Of course that had been one of Evelyn’s many laments—that nothing on these trips ever turned out to be what she expected. But this was hardly something to complain about the way Evelyn had complained about so many things.
“In fact,” Emmy added. “It’s better that you aren’t Howard’s age. Now I don’t have to worry about being driven to Boonesbury by someone with cataract-dimmed eyesight and not-great reflexes.”
“My eyesight and reflexes are fine,” the doctor said, and she wondered if she’d heard just the faintest hint of something in his tone that might have been flirting.
Surely she must have been mistaken, she told herself.
Although, those blue eyes of his hadn’t left her for a single moment since she’d approached him and introduced herself.
Then he said, “But we aren’t driving to Boonesbury, anyway. It would take us a full day to do that and another full day to drive back at the end of your stay. We’re flying.”
“Oh?” That news confused her, since she hadn’t been instructed to book a connecting flight. “And you’ve taken care of the arrangements?”
“I have. I flew the plane in and I’ll be flying the plane out again.”
“Oh.” There was a tinge of alarm in that one.
Emmy had been Evelyn’s assistant for a number of years, privy to the same complaints Evelyn had voiced to Howard about the inconveniences and lack of amenities on these trips. But the final straw for Evelyn had been a flight in a small aircraft that had been forced to make an emergency landing. Emmy had hoped never to be in that same position.
But here she was, on her first time out, faced with flying in a small plane. Piloted by a doctor.
“So you’re a doctor and a pilot?” she said, trying not to sound as if that failed to inspire her with confidence.
“Licensed in both, yes.” He seemed amused again, and there was actually a sparkle in his eyes that made them all the more striking.
Then he leaned forward a little and pretended to confide, “I’m a better pilot than Howard is a driver, if that’s what you’re worried about.”
She was beginning to worry about a lot of things….
“Have you flown much?” she asked.
“Much. It’s how I make house calls to see about one-third of my patients.”
“Do you own your own plane?”
“Well, let’s just say Boonesbury and I are partners in it.”
“What kind of plane is it? A tiny prop?” Which was what the other director had had her harrowing landing in.
“Do you know planes?”
“No.”
“Then it probably won’t do much good for me to give you the particulars, but my plane is a twin prop. That means it’s slightly bigger than a single engine— I have two engines—and she’s a six-seater. A single engine prop would have two or four seats, if that matters to you at all.”

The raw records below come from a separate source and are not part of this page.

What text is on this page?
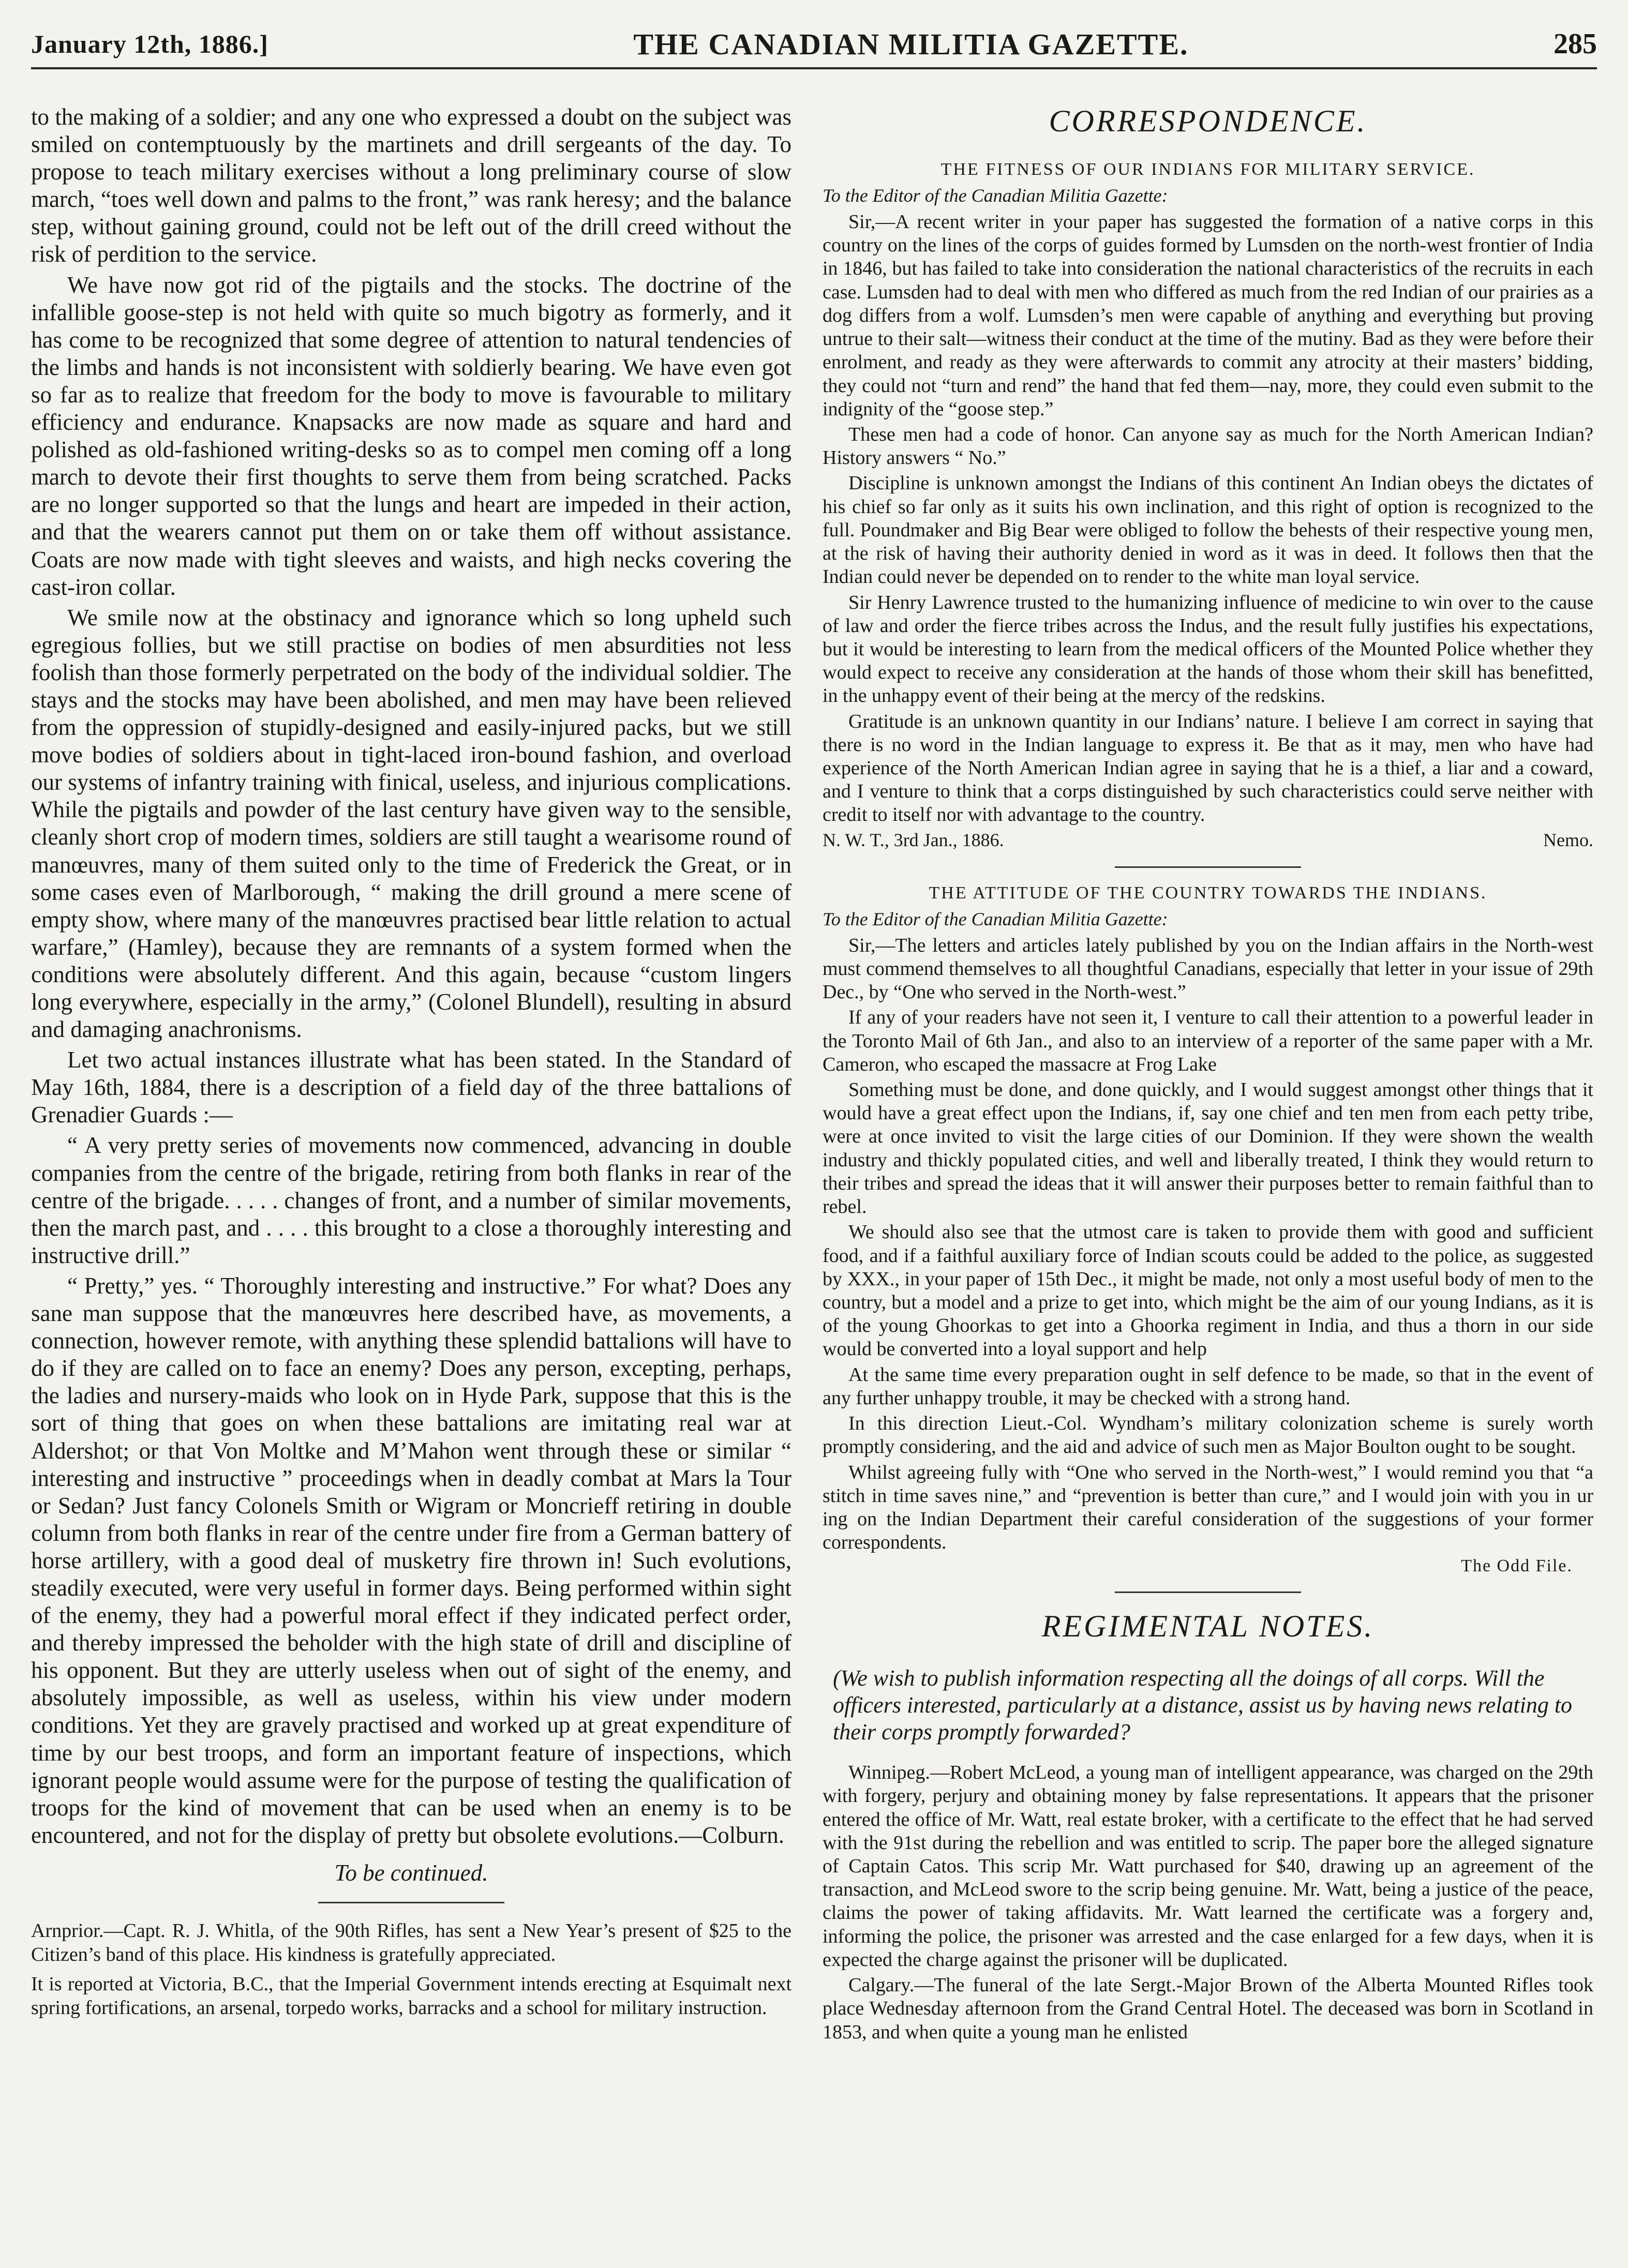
January 12th, 1886.]	THE CANADIAN MILITIA GAZETTE.	285

to the making of a soldier; and any one who expressed a doubt on the subject was smiled on contemptuously by the martinets and drill sergeants of the day. To propose to teach military exercises without a long preliminary course of slow march, “toes well down and palms to the front,” was rank heresy; and the balance step, without gaining ground, could not be left out of the drill creed without the risk of perdition to the service.

We have now got rid of the pigtails and the stocks. The doctrine of the infallible goose-step is not held with quite so much bigotry as formerly, and it has come to be recognized that some degree of attention to natural tendencies of the limbs and hands is not inconsistent with soldierly bearing. We have even got so far as to realize that freedom for the body to move is favourable to military efficiency and endurance. Knapsacks are now made as square and hard and polished as old-fashioned writing-desks so as to compel men coming off a long march to devote their first thoughts to serve them from being scratched. Packs are no longer supported so that the lungs and heart are impeded in their action, and that the wearers cannot put them on or take them off without assistance. Coats are now made with tight sleeves and waists, and high necks covering the cast-iron collar.

We smile now at the obstinacy and ignorance which so long upheld such egregious follies, but we still practise on bodies of men absurdities not less foolish than those formerly perpetrated on the body of the individual soldier. The stays and the stocks may have been abolished, and men may have been relieved from the oppression of stupidly-designed and easily-injured packs, but we still move bodies of soldiers about in tight-laced iron-bound fashion, and overload our systems of infantry training with finical, useless, and injurious complications. While the pigtails and powder of the last century have given way to the sensible, cleanly short crop of modern times, soldiers are still taught a wearisome round of manœuvres, many of them suited only to the time of Frederick the Great, or in some cases even of Marlborough, “ making the drill ground a mere scene of empty show, where many of the manœuvres practised bear little relation to actual warfare,” (Hamley), because they are remnants of a system formed when the conditions were absolutely different. And this again, because “custom lingers long everywhere, especially in the army,” (Colonel Blundell), resulting in absurd and damaging anachronisms.

Let two actual instances illustrate what has been stated. In the Standard of May 16th, 1884, there is a description of a field day of the three battalions of Grenadier Guards :—

“ A very pretty series of movements now commenced, advancing in double companies from the centre of the brigade, retiring from both flanks in rear of the centre of the brigade. . . . . changes of front, and a number of similar movements, then the march past, and . . . . this brought to a close a thoroughly interesting and instructive drill.”

“ Pretty,” yes. “ Thoroughly interesting and instructive.” For what? Does any sane man suppose that the manœuvres here described have, as movements, a connection, however remote, with anything these splendid battalions will have to do if they are called on to face an enemy? Does any person, excepting, perhaps, the ladies and nursery-maids who look on in Hyde Park, suppose that this is the sort of thing that goes on when these battalions are imitating real war at Aldershot; or that Von Moltke and M’Mahon went through these or similar “ interesting and instructive ” proceedings when in deadly combat at Mars la Tour or Sedan? Just fancy Colonels Smith or Wigram or Moncrieff retiring in double column from both flanks in rear of the centre under fire from a German battery of horse artillery, with a good deal of musketry fire thrown in! Such evolutions, steadily executed, were very useful in former days. Being performed within sight of the enemy, they had a powerful moral effect if they indicated perfect order, and thereby impressed the beholder with the high state of drill and discipline of his opponent. But they are utterly useless when out of sight of the enemy, and absolutely impossible, as well as useless, within his view under modern conditions. Yet they are gravely practised and worked up at great expenditure of time by our best troops, and form an important feature of inspections, which ignorant people would assume were for the purpose of testing the qualification of troops for the kind of movement that can be used when an enemy is to be encountered, and not for the display of pretty but obsolete evolutions.—Colburn.

To be continued.

Arnprior.—Capt. R. J. Whitla, of the 90th Rifles, has sent a New Year’s present of $25 to the Citizen’s band of this place. His kindness is gratefully appreciated.

It is reported at Victoria, B.C., that the Imperial Government intends erecting at Esquimalt next spring fortifications, an arsenal, torpedo works, barracks and a school for military instruction.

CORRESPONDENCE.
THE FITNESS OF OUR INDIANS FOR MILITARY SERVICE.
To the Editor of the Canadian Militia Gazette:

Sir,—A recent writer in your paper has suggested the formation of a native corps in this country on the lines of the corps of guides formed by Lumsden on the north-west frontier of India in 1846, but has failed to take into consideration the national characteristics of the recruits in each case. Lumsden had to deal with men who differed as much from the red Indian of our prairies as a dog differs from a wolf. Lumsden’s men were capable of anything and everything but proving untrue to their salt—witness their conduct at the time of the mutiny. Bad as they were before their enrolment, and ready as they were afterwards to commit any atrocity at their masters’ bidding, they could not “turn and rend” the hand that fed them—nay, more, they could even submit to the indignity of the “goose step.”

These men had a code of honor. Can anyone say as much for the North American Indian? History answers “ No.”

Discipline is unknown amongst the Indians of this continent An Indian obeys the dictates of his chief so far only as it suits his own inclination, and this right of option is recognized to the full. Poundmaker and Big Bear were obliged to follow the behests of their respective young men, at the risk of having their authority denied in word as it was in deed. It follows then that the Indian could never be depended on to render to the white man loyal service.

Sir Henry Lawrence trusted to the humanizing influence of medicine to win over to the cause of law and order the fierce tribes across the Indus, and the result fully justifies his expectations, but it would be interesting to learn from the medical officers of the Mounted Police whether they would expect to receive any consideration at the hands of those whom their skill has benefitted, in the unhappy event of their being at the mercy of the redskins.

Gratitude is an unknown quantity in our Indians’ nature. I believe I am correct in saying that there is no word in the Indian language to express it. Be that as it may, men who have had experience of the North American Indian agree in saying that he is a thief, a liar and a coward, and I venture to think that a corps distinguished by such characteristics could serve neither with credit to itself nor with advantage to the country.

N. W. T., 3rd Jan., 1886.	Nemo.
THE ATTITUDE OF THE COUNTRY TOWARDS THE INDIANS.
To the Editor of the Canadian Militia Gazette:

Sir,—The letters and articles lately published by you on the Indian affairs in the North-west must commend themselves to all thoughtful Canadians, especially that letter in your issue of 29th Dec., by “One who served in the North-west.”

If any of your readers have not seen it, I venture to call their attention to a powerful leader in the Toronto Mail of 6th Jan., and also to an interview of a reporter of the same paper with a Mr. Cameron, who escaped the massacre at Frog Lake

Something must be done, and done quickly, and I would suggest amongst other things that it would have a great effect upon the Indians, if, say one chief and ten men from each petty tribe, were at once invited to visit the large cities of our Dominion. If they were shown the wealth industry and thickly populated cities, and well and liberally treated, I think they would return to their tribes and spread the ideas that it will answer their purposes better to remain faithful than to rebel.

We should also see that the utmost care is taken to provide them with good and sufficient food, and if a faithful auxiliary force of Indian scouts could be added to the police, as suggested by XXX., in your paper of 15th Dec., it might be made, not only a most useful body of men to the country, but a model and a prize to get into, which might be the aim of our young Indians, as it is of the young Ghoorkas to get into a Ghoorka regiment in India, and thus a thorn in our side would be converted into a loyal support and help

At the same time every preparation ought in self defence to be made, so that in the event of any further unhappy trouble, it may be checked with a strong hand.

In this direction Lieut.-Col. Wyndham’s military colonization scheme is surely worth promptly considering, and the aid and advice of such men as Major Boulton ought to be sought.

Whilst agreeing fully with “One who served in the North-west,” I would remind you that “a stitch in time saves nine,” and “prevention is better than cure,” and I would join with you in ur ing on the Indian Department their careful consideration of the suggestions of your former correspondents.

The Odd File.
REGIMENTAL NOTES.
(We wish to publish information respecting all the doings of all corps. Will the officers interested, particularly at a distance, assist us by having news relating to their corps promptly forwarded?

Winnipeg.—Robert McLeod, a young man of intelligent appearance, was charged on the 29th with forgery, perjury and obtaining money by false representations. It appears that the prisoner entered the office of Mr. Watt, real estate broker, with a certificate to the effect that he had served with the 91st during the rebellion and was entitled to scrip. The paper bore the alleged signature of Captain Catos. This scrip Mr. Watt purchased for $40, drawing up an agreement of the transaction, and McLeod swore to the scrip being genuine. Mr. Watt, being a justice of the peace, claims the power of taking affidavits. Mr. Watt learned the certificate was a forgery and, informing the police, the prisoner was arrested and the case enlarged for a few days, when it is expected the charge against the prisoner will be duplicated.

Calgary.—The funeral of the late Sergt.-Major Brown of the Alberta Mounted Rifles took place Wednesday afternoon from the Grand Central Hotel. The deceased was born in Scotland in 1853, and when quite a young man he enlisted
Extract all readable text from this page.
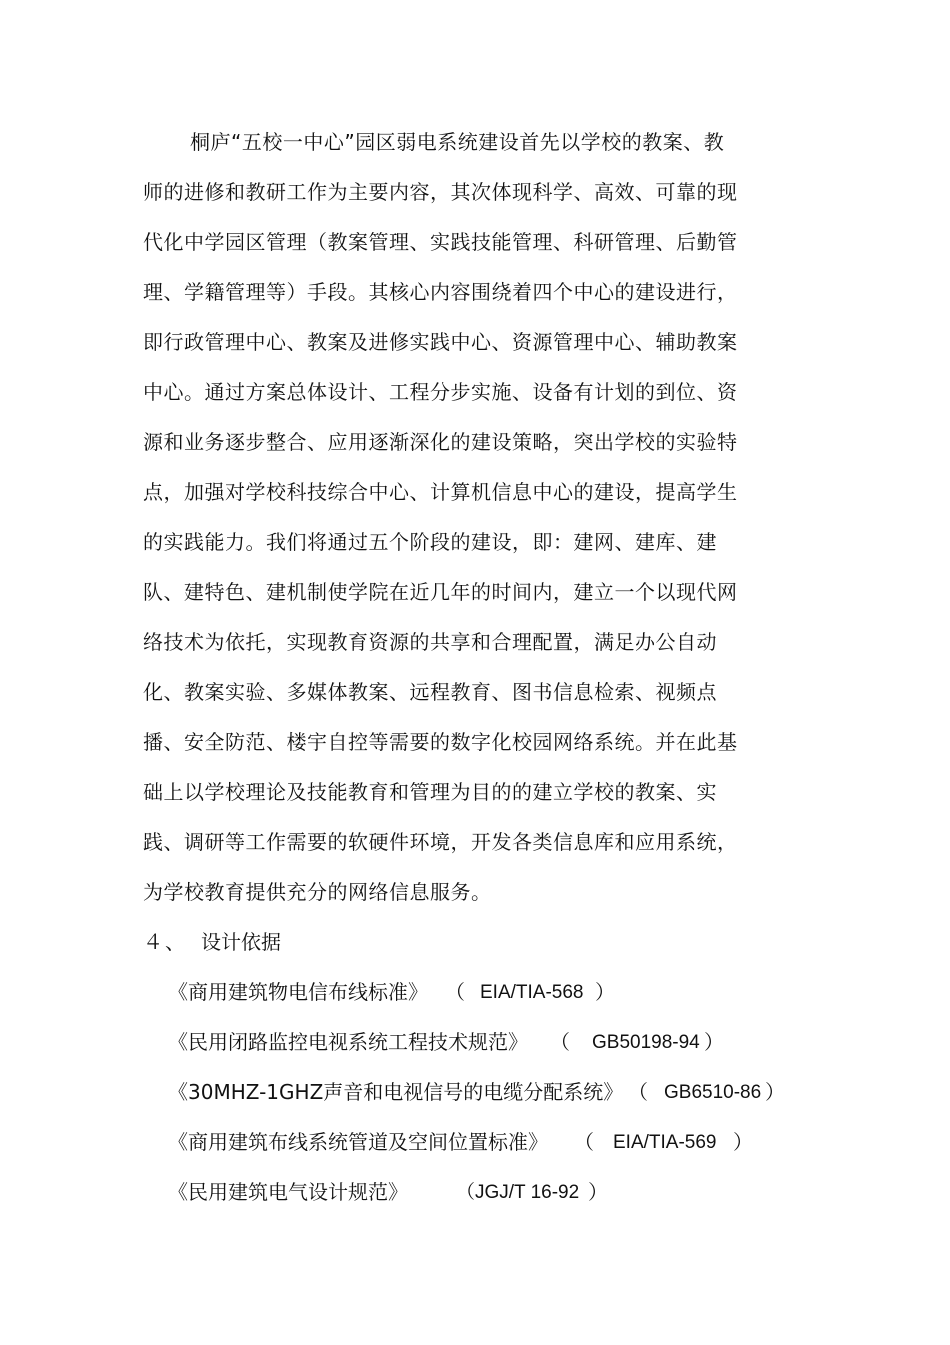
桐庐“五校一中心”园区弱电系统建设首先以学校的教案、教
师的进修和教研工作为主要内容，其次体现科学、高效、可靠的现
代化中学园区管理（教案管理、实践技能管理、科研管理、后勤管
理、学籍管理等）手段。其核心内容围绕着四个中心的建设进行，
即行政管理中心、教案及进修实践中心、资源管理中心、辅助教案
中心。通过方案总体设计、工程分步实施、设备有计划的到位、资
源和业务逐步整合、应用逐渐深化的建设策略，突出学校的实验特
点，加强对学校科技综合中心、计算机信息中心的建设，提高学生
的实践能力。我们将通过五个阶段的建设，即：建网、建库、建
队、建特色、建机制使学院在近几年的时间内，建立一个以现代网
络技术为依托，实现教育资源的共享和合理配置，满足办公自动
化、教案实验、多媒体教案、远程教育、图书信息检索、视频点
播、安全防范、楼宇自控等需要的数字化校园网络系统。并在此基
础上以学校理论及技能教育和管理为目的的建立学校的教案、实
践、调研等工作需要的软硬件环境，开发各类信息库和应用系统，
为学校教育提供充分的网络信息服务。
４、 设计依据
《商用建筑物电信布线标准》 （ EIA/TIA-568 ）
《民用闭路监控电视系统工程技术规范》 （ GB50198-94 ）
《30MHZ-1GHZ声音和电视信号的电缆分配系统》 （ GB6510-86 ）
《商用建筑布线系统管道及空间位置标准》 （ EIA/TIA-569 ）
《民用建筑电气设计规范》	（JGJ/T 16-92 ）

“What matters to me is if she’s safe. I’ve never been thrilled with small planes.”
“She’s perfectly safe. I’m a stickler for maintenance, and I’ve never yet had a single incident that’s put me on the ground before I wanted to be.”
There’s always a first time, Emmy thought. But she didn’t say it. Instead she reminded herself that this was all part of the job she was going to do without the nervousness and fussiness Evelyn had exhibited.
Besides, not flying would add two days and who-knew-what other complications to the trip, and she didn’t like that idea any better than the idea of flying in a small plane.